At her private retreat, La Malmaison, near Paris, which she had beautified with curios and rare plants and flowers, Josephine closed her life in dignified retirement. Napoleon more than once came to consult her upon matters in which he valued her tact and good sense. Her health declined early in 1814, and after his first abdication (April 11, 1814) it was clear that her end was not far off. The emperor Alexander of Russia and Frederick William III. of Prussia, then in Paris, requested an interview with her. She died on the 24th of May 1814. Her friends, Mme de Rémusat and others, pointed out that Napoleon’s good fortune deserted him after the divorce; and it is certain that the Austrian marriage clogged him in several ways. Josephine’s influence was used on behalf of peace and moderation both in internal and in foreign affairs. Thus she begged Napoleon not to execute the duc d’Enghien and not to embroil himself in Spanish affairs in 1808.

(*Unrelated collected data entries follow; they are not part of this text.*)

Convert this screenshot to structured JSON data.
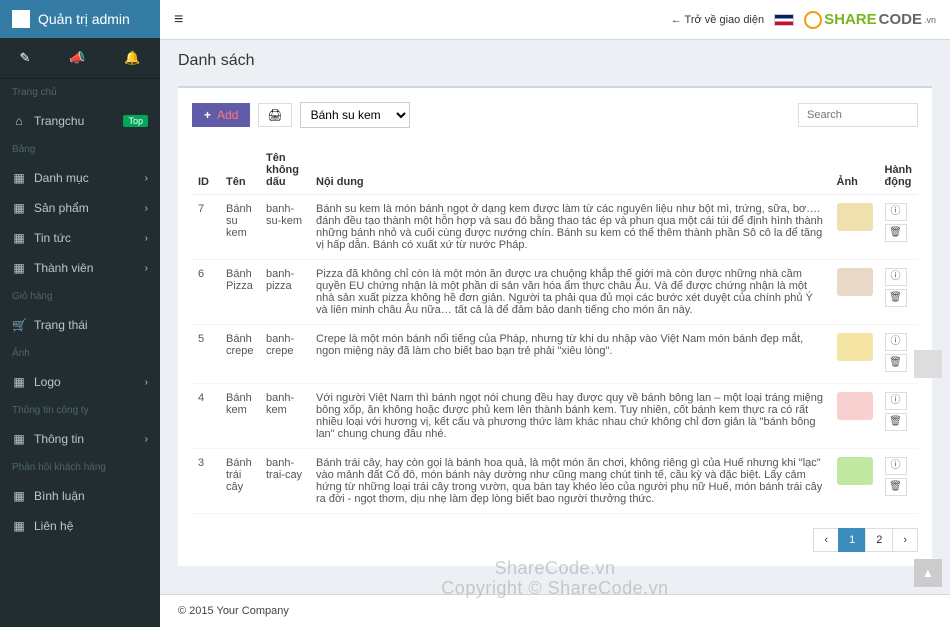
{
  "brand": {
    "title": "Quản trị admin"
  },
  "sidebar": {
    "headers": {
      "h1": "Trang chủ",
      "h2": "Bảng",
      "h3": "Giỏ hàng",
      "h4": "Ảnh",
      "h5": "Thông tin công ty",
      "h6": "Phản hồi khách hàng"
    },
    "items": {
      "trangchu": "Trangchu",
      "danhmuc": "Danh mục",
      "sanpham": "Sản phẩm",
      "tintuc": "Tin tức",
      "thanhvien": "Thành viên",
      "trangthai": "Trạng thái",
      "logo": "Logo",
      "thongtin": "Thông tin",
      "binhluan": "Bình luận",
      "lienhe": "Liên hệ"
    },
    "badge_top": "Top"
  },
  "topbar": {
    "back": "Trở về giao diện",
    "flags": "🇬🇧"
  },
  "logo": {
    "main": "SHARE",
    "sub": "CODE",
    "tld": ".vn"
  },
  "page": {
    "header": "Danh sách",
    "add_label": "Add",
    "category": "Bánh su kem",
    "search_placeholder": "Search"
  },
  "table": {
    "headers": {
      "id": "ID",
      "ten": "Tên",
      "slug": "Tên không dấu",
      "noidung": "Nội dung",
      "anh": "Ảnh",
      "hanhdong": "Hành động"
    },
    "rows": [
      {
        "id": "7",
        "ten": "Bánh su kem",
        "slug": "banh-su-kem",
        "content": "Bánh su kem là món bánh ngọt ở dạng kem được làm từ các nguyên liệu như bột mì, trứng, sữa, bơ…. đánh đều tạo thành một hỗn hợp và sau đó bằng thao tác ép và phun qua một cái túi để định hình thành những bánh nhỏ và cuối cùng được nướng chín. Bánh su kem có thể thêm thành phần Sô cô la để tăng vị hấp dẫn. Bánh có xuất xứ từ nước Pháp."
      },
      {
        "id": "6",
        "ten": "Bánh Pizza",
        "slug": "banh-pizza",
        "content": "Pizza đã không chỉ còn là một món ăn được ưa chuộng khắp thế giới mà còn được những nhà cầm quyền EU chứng nhận là một phần di sản văn hóa ẩm thực châu Âu. Và để được chứng nhận là một nhà sản xuất pizza không hề đơn giản. Người ta phải qua đủ mọi các bước xét duyệt của chính phủ Ý và liên minh châu Âu nữa… tất cả là để đảm bảo danh tiếng cho món ăn này."
      },
      {
        "id": "5",
        "ten": "Bánh crepe",
        "slug": "banh-crepe",
        "content": "Crepe là một món bánh nổi tiếng của Pháp, nhưng từ khi du nhập vào Việt Nam món bánh đẹp mắt, ngon miệng này đã làm cho biết bao bạn trẻ phải \"xiêu lòng\"."
      },
      {
        "id": "4",
        "ten": "Bánh kem",
        "slug": "banh-kem",
        "content": "Với người Việt Nam thì bánh ngọt nói chung đều hay được quy về bánh bông lan – một loại tráng miệng bông xốp, ăn không hoặc được phủ kem lên thành bánh kem. Tuy nhiên, cốt bánh kem thực ra có rất nhiều loại với hương vị, kết cấu và phương thức làm khác nhau chứ không chỉ đơn giản là \"bánh bông lan\" chung chung đâu nhé."
      },
      {
        "id": "3",
        "ten": "Bánh trái cây",
        "slug": "banh-trai-cay",
        "content": "Bánh trái cây, hay còn gọi là bánh hoa quả, là một món ăn chơi, không riêng gì của Huế nhưng khi \"lạc\" vào mảnh đất Cố đô, món bánh này dường như cũng mang chút tinh tế, cầu kỳ và đặc biệt. Lấy cảm hứng từ những loại trái cây trong vườn, qua bàn tay khéo léo của người phụ nữ Huế, món bánh trái cây ra đời - ngọt thơm, dịu nhẹ làm đẹp lòng biết bao người thưởng thức."
      }
    ]
  },
  "pagination": {
    "prev": "‹",
    "p1": "1",
    "p2": "2",
    "next": "›"
  },
  "footer": {
    "copyright": "© 2015 Your Company"
  },
  "watermark": {
    "w1": "ShareCode.vn",
    "w2": "Copyright © ShareCode.vn"
  }
}
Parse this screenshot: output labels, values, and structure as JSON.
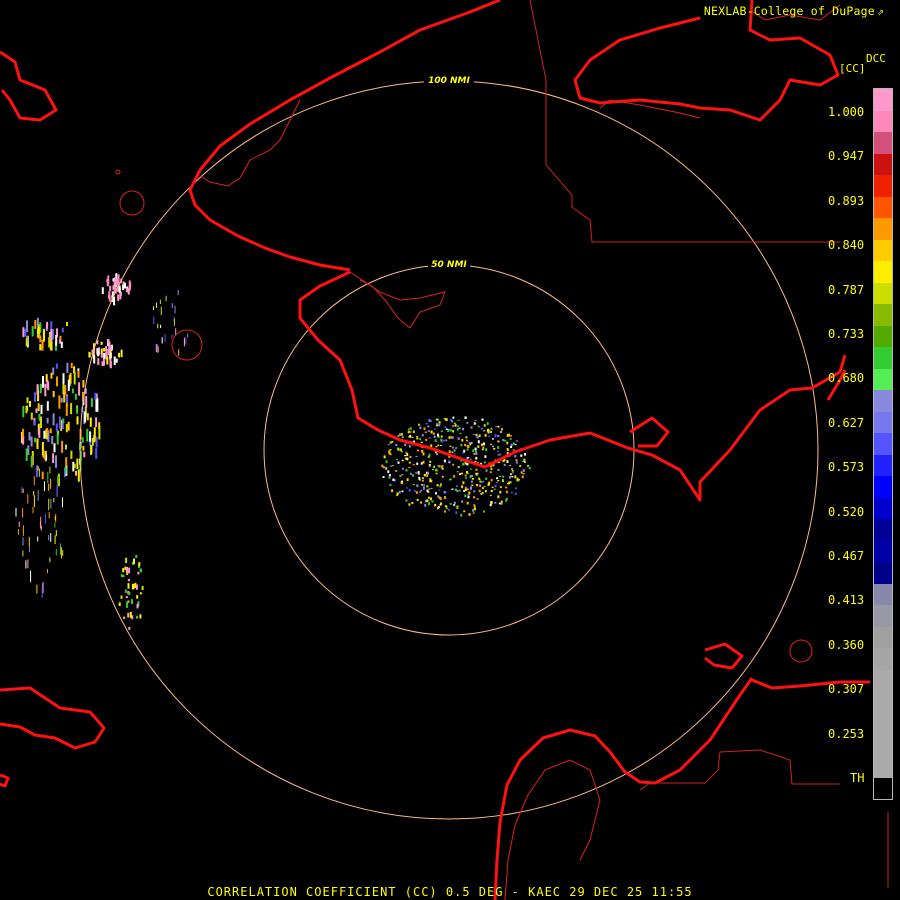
{
  "credit": "NEXLAB-College of DuPage",
  "credit_icon": "external-link-icon",
  "footer": "CORRELATION COEFFICIENT (CC) 0.5 DEG - KAEC 29 DEC 25 11:55",
  "legend": {
    "code": "DCC",
    "unit": "[CC]",
    "ticks": [
      "1.000",
      "0.947",
      "0.893",
      "0.840",
      "0.787",
      "0.733",
      "0.680",
      "0.627",
      "0.573",
      "0.520",
      "0.467",
      "0.413",
      "0.360",
      "0.307",
      "0.253",
      "TH"
    ],
    "colors": [
      "#ff99cc",
      "#ff88bb",
      "#d2507a",
      "#cc1111",
      "#ee2200",
      "#ff5500",
      "#ff9900",
      "#ffcc00",
      "#ffee00",
      "#ccdd00",
      "#88bb00",
      "#55aa00",
      "#33cc33",
      "#55ee55",
      "#8888dd",
      "#7777ee",
      "#5555ff",
      "#2222ff",
      "#0000ff",
      "#0000cc",
      "#000099",
      "#0000aa",
      "#000088",
      "#8888aa",
      "#9999a6",
      "#a0a0a0",
      "#a6a6a6",
      "#aaaaaa",
      "#aaaaaa",
      "#aaaaaa",
      "#aaaaaa",
      "#aaaaaa",
      "#000000"
    ]
  },
  "map": {
    "rings": [
      {
        "label": "50 NMI"
      },
      {
        "label": "100 NMI"
      }
    ],
    "ring_color": "#ffbb88",
    "coast_color": "#ff1111",
    "border_color": "#cc2222"
  }
}
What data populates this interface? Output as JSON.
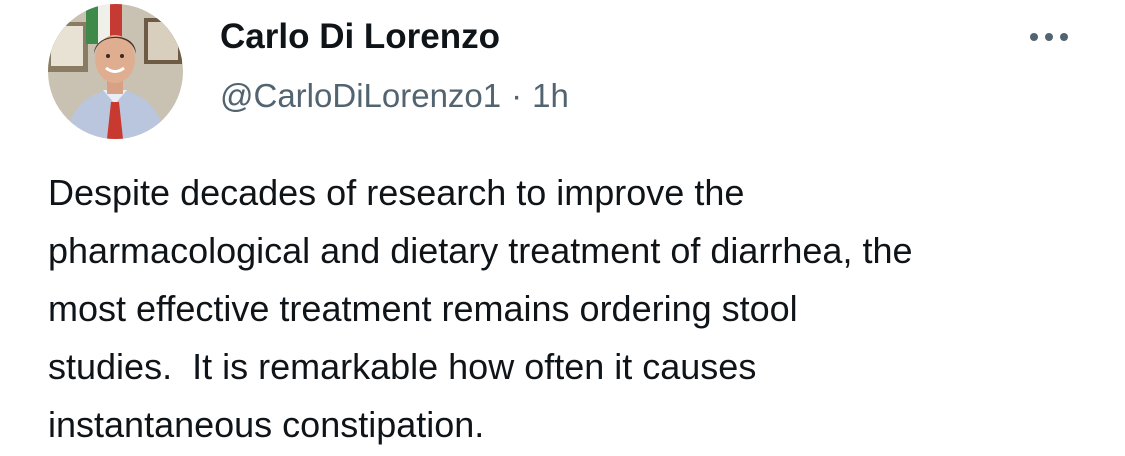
{
  "author": {
    "display_name": "Carlo Di Lorenzo",
    "handle": "@CarloDiLorenzo1",
    "separator": "·",
    "timestamp": "1h"
  },
  "tweet": {
    "lines": [
      "Despite decades of research to improve the",
      "pharmacological and dietary treatment of diarrhea, the",
      "most effective treatment remains ordering stool",
      "studies.  It is remarkable how often it causes",
      "instantaneous constipation."
    ]
  },
  "icons": {
    "avatar": "avatar-photo",
    "more": "more-options-icon"
  },
  "colors": {
    "text": "#0f1419",
    "secondary": "#536471",
    "background": "#ffffff"
  }
}
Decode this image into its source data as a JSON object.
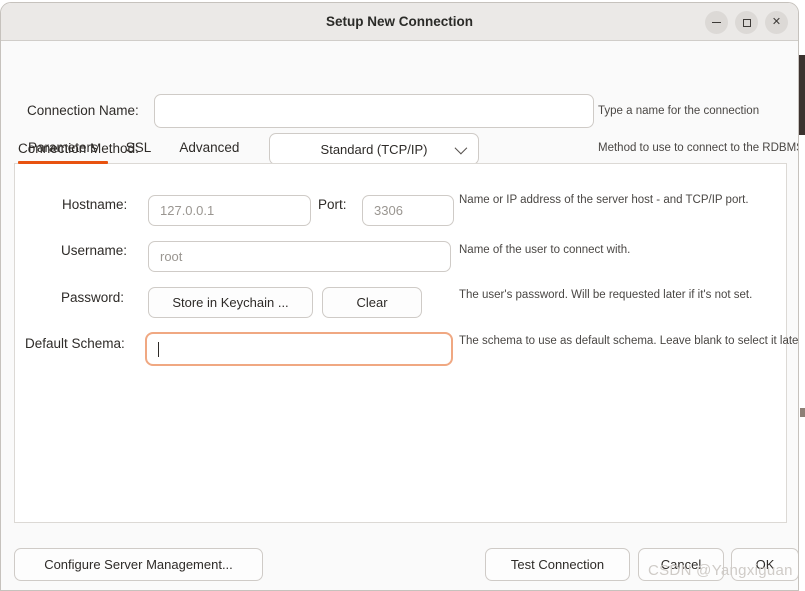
{
  "window": {
    "title": "Setup New Connection",
    "controls": [
      {
        "name": "minimize",
        "glyph": ""
      },
      {
        "name": "maximize",
        "glyph": ""
      },
      {
        "name": "close",
        "glyph": "✕"
      }
    ]
  },
  "topform": {
    "connection_name": {
      "label": "Connection Name:",
      "value": "",
      "placeholder": "",
      "hint": "Type a name for the connection"
    },
    "connection_method": {
      "label": "Connection Method:",
      "selected": "Standard (TCP/IP)",
      "options": [
        "Standard (TCP/IP)"
      ],
      "hint": "Method to use to connect to the RDBMS"
    }
  },
  "tabs": [
    {
      "label": "Parameters",
      "active": true
    },
    {
      "label": "SSL",
      "active": false
    },
    {
      "label": "Advanced",
      "active": false
    }
  ],
  "parameters": {
    "hostname": {
      "label": "Hostname:",
      "value": "",
      "placeholder": "127.0.0.1"
    },
    "port": {
      "label": "Port:",
      "value": "",
      "placeholder": "3306"
    },
    "hostname_port_hint": "Name or IP address of the server host - and TCP/IP port.",
    "username": {
      "label": "Username:",
      "value": "",
      "placeholder": "root",
      "hint": "Name of the user to connect with."
    },
    "password": {
      "label": "Password:",
      "store_button": "Store in Keychain ...",
      "clear_button": "Clear",
      "hint": "The user's password. Will be requested later if it's not set."
    },
    "default_schema": {
      "label": "Default Schema:",
      "value": "",
      "placeholder": "",
      "hint": "The schema to use as default schema. Leave blank to select it later.",
      "focused": true
    }
  },
  "footer": {
    "configure_server_management": "Configure Server Management...",
    "test_connection": "Test Connection",
    "cancel": "Cancel",
    "ok": "OK"
  },
  "watermark": "CSDN @Yangxiguan",
  "colors": {
    "accent": "#e8520f",
    "focus_border": "#f0a882",
    "titlebar": "#ebe9e7",
    "panel": "#ffffff",
    "window_bg": "#fafafa"
  }
}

See M. A. Le Normand, Mémoires historiques et secrets de Joséphine (2 vols., 1820); Lettres de Napoléon à Joséphine (1833); J. A. Aubenas, Hist. de l’impératrice Joséphine (2 vols., 1858–1859); J. Turquan, L’Impératrice Joséphine (2 vols., 1895–1896); F. Masson, Joséphine (3 vols., 1899–1902); Napoleon’s Letters to Josephine (1796–1812), translated and edited by H. F. Hall (1903). Also the Memoirs of Mme. de Rémusat and of Bausset, and P. W. Sergeant, The Empress Josephine (1908). (J. Hl. R.)